Mencermati pernyataan sejumlah pejabat tinggi Amerika dan negara-negara Eropa Barat tentang dan terhadap kebangkitan China, selama dua-tiga tahun terakhir, dapat diringkas dengan satu kalimat: Amerika seperti preman pasar tradisional yang gugup dan cemas ditantang oleh preman baru.
Premis perumpamaan preman pasar ini akan coba diuji melalui beberapa isu global, atau isu regional yang mengglobal, terutama dalam dua soal: kekuatan militer dan teknologi.

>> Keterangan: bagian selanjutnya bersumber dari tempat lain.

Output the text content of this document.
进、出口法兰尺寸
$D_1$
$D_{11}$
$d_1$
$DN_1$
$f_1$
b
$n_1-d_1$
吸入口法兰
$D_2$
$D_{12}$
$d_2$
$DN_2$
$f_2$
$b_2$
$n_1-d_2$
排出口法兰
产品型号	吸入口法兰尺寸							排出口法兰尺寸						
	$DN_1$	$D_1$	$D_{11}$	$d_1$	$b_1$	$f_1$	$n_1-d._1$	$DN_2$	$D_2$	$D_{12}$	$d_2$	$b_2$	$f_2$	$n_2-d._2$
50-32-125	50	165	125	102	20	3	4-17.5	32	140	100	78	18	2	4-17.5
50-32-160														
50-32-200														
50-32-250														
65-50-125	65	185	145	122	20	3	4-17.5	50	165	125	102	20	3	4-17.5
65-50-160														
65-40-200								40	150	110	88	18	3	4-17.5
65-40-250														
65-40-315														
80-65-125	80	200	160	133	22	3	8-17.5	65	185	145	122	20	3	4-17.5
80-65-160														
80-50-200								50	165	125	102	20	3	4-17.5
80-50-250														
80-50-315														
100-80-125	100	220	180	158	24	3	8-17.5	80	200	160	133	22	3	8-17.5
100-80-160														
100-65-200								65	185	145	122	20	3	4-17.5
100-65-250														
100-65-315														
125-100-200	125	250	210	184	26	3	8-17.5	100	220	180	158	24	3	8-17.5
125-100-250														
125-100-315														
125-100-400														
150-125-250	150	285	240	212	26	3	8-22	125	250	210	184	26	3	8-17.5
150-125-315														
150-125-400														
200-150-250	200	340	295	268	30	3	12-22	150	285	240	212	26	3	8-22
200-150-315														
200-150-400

Tidak ada yang menyangkal bahwa Amerika masih unggul dibanding China, dalam berbagai hal, termasuk dalam soal kekuatan militer.

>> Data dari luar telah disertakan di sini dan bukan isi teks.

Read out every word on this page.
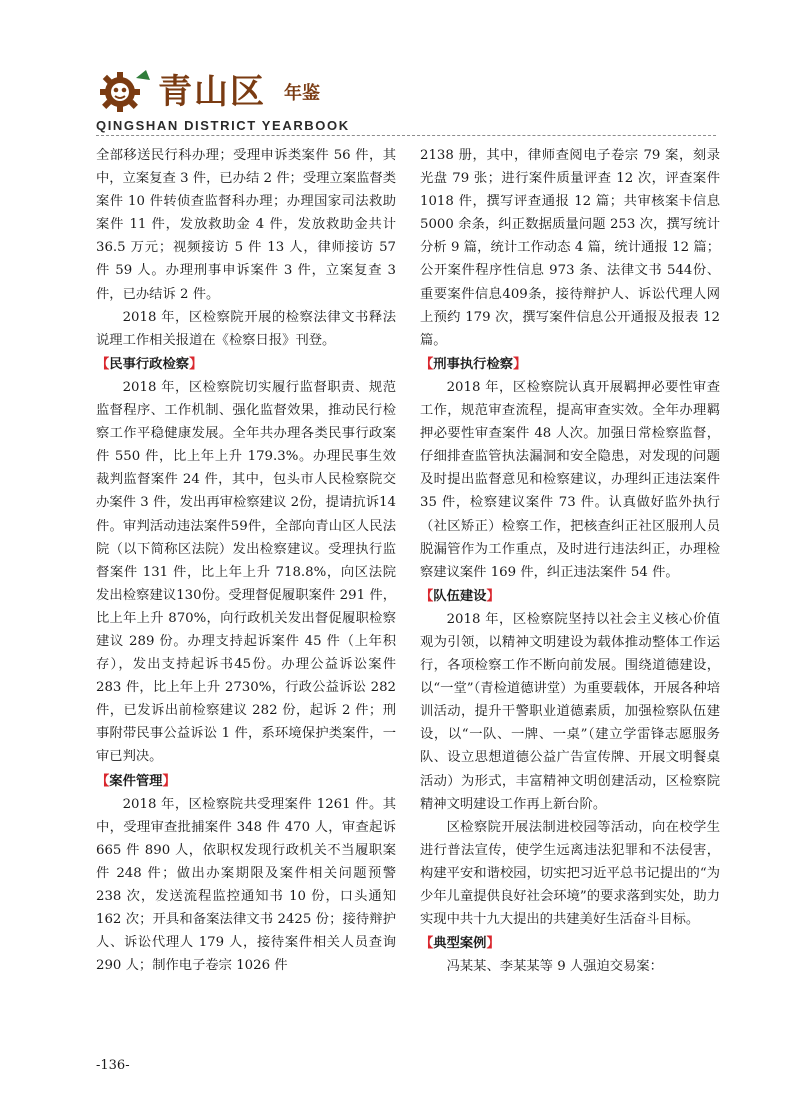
青山区 年鉴
QINGSHAN DISTRICT YEARBOOK

全部移送民行科办理；受理申诉类案件 56 件，其中，立案复查 3 件，已办结 2 件；受理立案监督类案件 10 件转侦查监督科办理；办理国家司法救助案件 11 件，发放救助金 4 件，发放救助金共计 36.5 万元；视频接访 5 件 13 人，律师接访 57 件 59 人。办理刑事申诉案件 3 件，立案复查 3 件，已办结诉 2 件。

2018 年，区检察院开展的检察法律文书释法说理工作相关报道在《检察日报》刊登。

【民事行政检察】

2018 年，区检察院切实履行监督职责、规范监督程序、工作机制、强化监督效果，推动民行检察工作平稳健康发展。全年共办理各类民事行政案件 550 件，比上年上升 179.3%。办理民事生效裁判监督案件 24 件，其中，包头市人民检察院交办案件 3 件，发出再审检察建议 2份，提请抗诉14件。审判活动违法案件59件，全部向青山区人民法院（以下简称区法院）发出检察建议。受理执行监督案件 131 件，比上年上升 718.8%，向区法院发出检察建议130份。受理督促履职案件 291 件，比上年上升 870%，向行政机关发出督促履职检察建议 289 份。办理支持起诉案件 45 件（上年积存），发出支持起诉书45份。办理公益诉讼案件 283 件，比上年上升 2730%，行政公益诉讼 282 件，已发诉出前检察建议 282 份，起诉 2 件；刑事附带民事公益诉讼 1 件，系环境保护类案件，一审已判决。

【案件管理】

2018 年，区检察院共受理案件 1261 件。其中，受理审查批捕案件 348 件 470 人，审查起诉 665 件 890 人，依职权发现行政机关不当履职案件 248 件；做出办案期限及案件相关问题预警 238 次，发送流程监控通知书 10 份，口头通知 162 次；开具和备案法律文书 2425 份；接待辩护人、诉讼代理人 179 人，接待案件相关人员查询 290 人；制作电子卷宗 1026 件

2138 册，其中，律师查阅电子卷宗 79 案，刻录光盘 79 张；进行案件质量评查 12 次，评查案件 1018 件，撰写评查通报 12 篇；共审核案卡信息 5000 余条，纠正数据质量问题 253 次，撰写统计分析 9 篇，统计工作动态 4 篇，统计通报 12 篇；公开案件程序性信息 973 条、法律文书 544份、重要案件信息409条，接待辩护人、诉讼代理人网上预约 179 次，撰写案件信息公开通报及报表 12 篇。

【刑事执行检察】

2018 年，区检察院认真开展羁押必要性审查工作，规范审查流程，提高审查实效。全年办理羁押必要性审查案件 48 人次。加强日常检察监督，仔细排查监管执法漏洞和安全隐患，对发现的问题及时提出监督意见和检察建议，办理纠正违法案件 35 件，检察建议案件 73 件。认真做好监外执行（社区矫正）检察工作，把核查纠正社区服刑人员脱漏管作为工作重点，及时进行违法纠正，办理检察建议案件 169 件，纠正违法案件 54 件。

【队伍建设】

2018 年，区检察院坚持以社会主义核心价值观为引领，以精神文明建设为载体推动整体工作运行，各项检察工作不断向前发展。围绕道德建设，以“一堂”（青检道德讲堂）为重要载体，开展各种培训活动，提升干警职业道德素质，加强检察队伍建设，以“一队、一牌、一桌”（建立学雷锋志愿服务队、设立思想道德公益广告宣传牌、开展文明餐桌活动）为形式，丰富精神文明创建活动，区检察院精神文明建设工作再上新台阶。

区检察院开展法制进校园等活动，向在校学生进行普法宣传，使学生远离违法犯罪和不法侵害，构建平安和谐校园，切实把习近平总书记提出的“为少年儿童提供良好社会环境”的要求落到实处，助力实现中共十九大提出的共建美好生活奋斗目标。

【典型案例】

冯某某、李某某等 9 人强迫交易案：

-136-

Tapi menafikan apalagi mengolok-olok potensi keunggulan China adalah sikap yang tidak faktual, atau bahkan bisa disebut sikap gugup dan gagap.
China baru punya 3 kapal induk
Mari mengawalinya dengan satu item perbandingan antara Amerika Serikat dan China dalam hal penguasaan perairan samudera di planet bumi.
Hingga saat ini (2023), Amerika punya 11 (sebelas) kapal induk, yang aktif menjelajah non-stop di tujuh samudera.
Sementara China baru dan hanya mampu mengoperasikan 3 (tiga) unit kapal induk. Beberapa proyek pembuatan kapal induk berikutnya bahkan ditunda. Sekali lagi ditunda, bukan dihentikan.
Dan untuk menjadi pemain global, posisi kapal induk memang strategis, sebagai kekuatan deterrent dan pendikte. Di dunia saat ini, tercatat hanya ada 24 unit kapal induk.
Artinya, perbandingan jumlah kapal induk ini saja, China masih jauh dari kedigdayaan Amerika di tujuh Samudera.